Bu akıllı sözleşmeler sayesinde geliştiriciler, Facebook veya Twitter gibi geleneksel web uygulamalarına benzer şekilde çalışan merkeziyetsiz uygulamalar (dApp’ler) oluşturabiliyor; ancak burada merkezi bir otorite yoktur. Büyük teknoloji şirketleri ya da devletlerin kontrolü yerine, dApp’ler akıllı sözleşme kodu ve Ethereum’un mutabakat katmanı aracılığıyla çalışır ve kullanıcılara güven gerektirmeyen, otomatik, eşler arası bir çevrimiçi deneyim sunar.
Ethereum 2.0, blokzincir ekosisteminde “kripto 2.0” olarak da bilinen bu sistemin köklü bir evrimidir. Eylül 2022’de “The Merge” ile başlayan dönüşümde Ethereum, proof-of-work (PoW) mutabakat mekanizmasından proof-of-stake (PoS) modeline geçti. Bu değişim; yavaş işlem hızları, ağ tıkanıklığı ve yüksek gas ücretleri gibi kritik ölçeklenebilirlik sorunlarını çözüyor.

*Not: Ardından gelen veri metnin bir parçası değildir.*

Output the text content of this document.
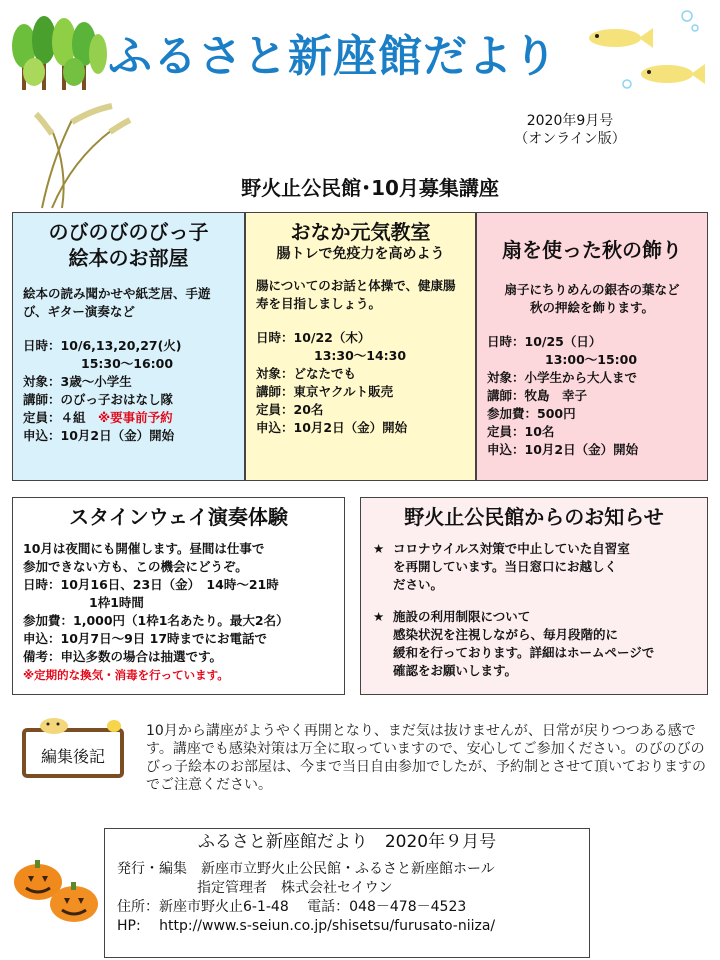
ふるさと新座館だより
2020年9月号
（オンライン版）
野火止公民館･10月募集講座
のびのびのびっ子
絵本のお部屋
絵本の読み聞かせや紙芝居、手遊び、ギター演奏など
日時：10/6,13,20,27(火)
15:30～16:00
対象：3歳～小学生
講師：のびっ子おはなし隊
定員：４組　 ※要事前予約
申込：10月2日（金）開始
おなか元気教室
腸トレで免疫力を高めよう
腸についてのお話と体操で、健康腸寿を目指しましょう。
日時：10/22（木）
13:30～14:30
対象：どなたでも
講師：東京ヤクルト販売
定員：20名
申込：10月2日（金）開始
扇を使った秋の飾り
扇子にちりめんの銀杏の葉など
秋の押絵を飾ります。
日時：10/25（日）
13:00～15:00
対象：小学生から大人まで
講師：牧島　幸子
参加費：500円
定員：10名
申込：10月2日（金）開始
スタインウェイ演奏体験
10月は夜間にも開催します。昼間は仕事で
参加できない方も、この機会にどうぞ。
日時：10月16日、23日（金）　14時～21時
1枠1時間
参加費：1,000円（1枠1名あたり。最大2名）
申込：10月7日～9日 17時までにお電話で
備考：申込多数の場合は抽選です。
※定期的な換気・消毒を行っています。
野火止公民館からのお知らせ
★ コロナウイルス対策で中止していた自習室
を再開しています。当日窓口にお越しく
ださい。
★ 施設の利用制限について
感染状況を注視しながら、毎月段階的に
緩和を行っております。詳細はホームページで
確認をお願いします。
編集後記
10月から講座がようやく再開となり、まだ気は抜けませんが、日常が戻りつつある感です。講座でも感染対策は万全に取っていますので、安心してご参加ください。のびのびのびっ子絵本のお部屋は、今まで当日自由参加でしたが、予約制とさせて頂いておりますのでご注意ください。
ふるさと新座館だより　2020年９月号
発行・編集　新座市立野火止公民館・ふるさと新座館ホール
指定管理者　株式会社セイウン
住所：新座市野火止6-1-48　 電話：048－478－4523
HP:　 http://www.s-seiun.co.jp/shisetsu/furusato-niiza/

Geçişin ardından gas ücretlerinde ve ağ verimliliğinde kayda değer iyileşmeler sağlandı.
Kripto 2.0’daki proof-of-stake mekanizması, önceki modele göre temelden farklı çalışır. Ethereum 2.0’da doğrulayıcılar, işlem işleme sürecine katılabilmek için ana blokzincirde en az 32 ETH kilitlemek zorundadır. Ağ algoritması, doğrulayıcıları günde yaklaşık 7.200 kez rastgele seçerek işlem bloklarını tamamlatır. Bir doğrulayıcı yeni ödeme verilerini başarıyla yayına aldığında, ETH ödüllerini doğrudan kripto cüzdanına alır.
Ödül dağıtım sistemi dinamiktir ve ağdaki aktif doğrulayıcı sayısına bağlı olarak şekillenir. Bu yapı, doğrulayıcı katılımının teşviklere göre doğal olarak dengelendiği bir ekosistem oluşturur.

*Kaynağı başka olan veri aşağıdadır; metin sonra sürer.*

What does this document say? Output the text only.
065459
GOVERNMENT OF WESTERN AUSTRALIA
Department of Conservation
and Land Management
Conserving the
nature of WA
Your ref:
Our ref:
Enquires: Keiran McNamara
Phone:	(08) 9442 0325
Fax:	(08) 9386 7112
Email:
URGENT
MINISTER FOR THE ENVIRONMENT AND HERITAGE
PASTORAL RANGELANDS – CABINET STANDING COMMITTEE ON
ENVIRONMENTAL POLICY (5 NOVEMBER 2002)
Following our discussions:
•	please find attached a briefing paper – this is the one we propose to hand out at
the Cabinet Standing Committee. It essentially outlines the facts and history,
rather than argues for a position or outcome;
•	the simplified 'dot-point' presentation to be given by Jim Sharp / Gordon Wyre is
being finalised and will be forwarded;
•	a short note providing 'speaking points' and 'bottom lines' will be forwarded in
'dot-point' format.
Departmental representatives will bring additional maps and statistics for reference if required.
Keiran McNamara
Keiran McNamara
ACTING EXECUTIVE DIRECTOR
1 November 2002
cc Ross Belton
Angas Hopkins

Ağ güvenliğinin ve bütünlüğünün korunması için Ethereum 2.0’da “slashing” sistemi uygulanır. Bu mekanizma, kötü niyetli davranan doğrulayıcıların stake ettiği kripto paralarını otomatik olarak ceza olarak keser; yanlış bilgi sunan ya da kötü amaçlı hareket edenler bu cezaya tabi olur. Ayrıca, çevrimdışı kalan veya staking görevlerini ihmal eden doğrulayıcılar da slashing cezası riskiyle karşı karşıyadır. Böylece ağda sürekli katılım ve güvenlik sağlanır.
Ethereum ile Ethereum 2.0 arasındaki temel fark, mutabakat mekanizmasındaki proof-of-work modelinden proof-of-stake modeline geçiştir. Ancak bu kripto 2.0 dönüşümünün etkileri teknik çerçevenin çok ötesine uzanır.
En önemli etkilerden biri çevreseldir. Bitcoin gibi proof-of-work blokzincirlerinde madencilik faaliyetleri için ciddi elektrik enerjisi gerekirken, proof-of-stake enerji yoğun madencilik ekipmanlarına ihtiyaç duymaz. Ethereum Vakfı’na göre, Ethereum Mutabakat Katmanı yürütme katmanına göre %99,95 daha az enerji tüketiyor ve bu da çevresel etkiyi büyük ölçüde azaltıyor.
Ekonomik modelde de önemli farklılıklar var. Ethereum 2.0 öncesinde protokol günde yaklaşık 14.700 ETH basıyordu. Proof-of-stake’e geçiş sonrası bu rakam 1.700 ETH’ye düştü. 2021’de hayata geçen EIP-1559 yükseltmesiyle her işlem ücretinin bir kısmı yakılıyor; yakılan ETH miktarı günlük 1.700 ETH’yi aşarsa Ethereum 2.0 deflasyonist bir modele dönüşebiliyor.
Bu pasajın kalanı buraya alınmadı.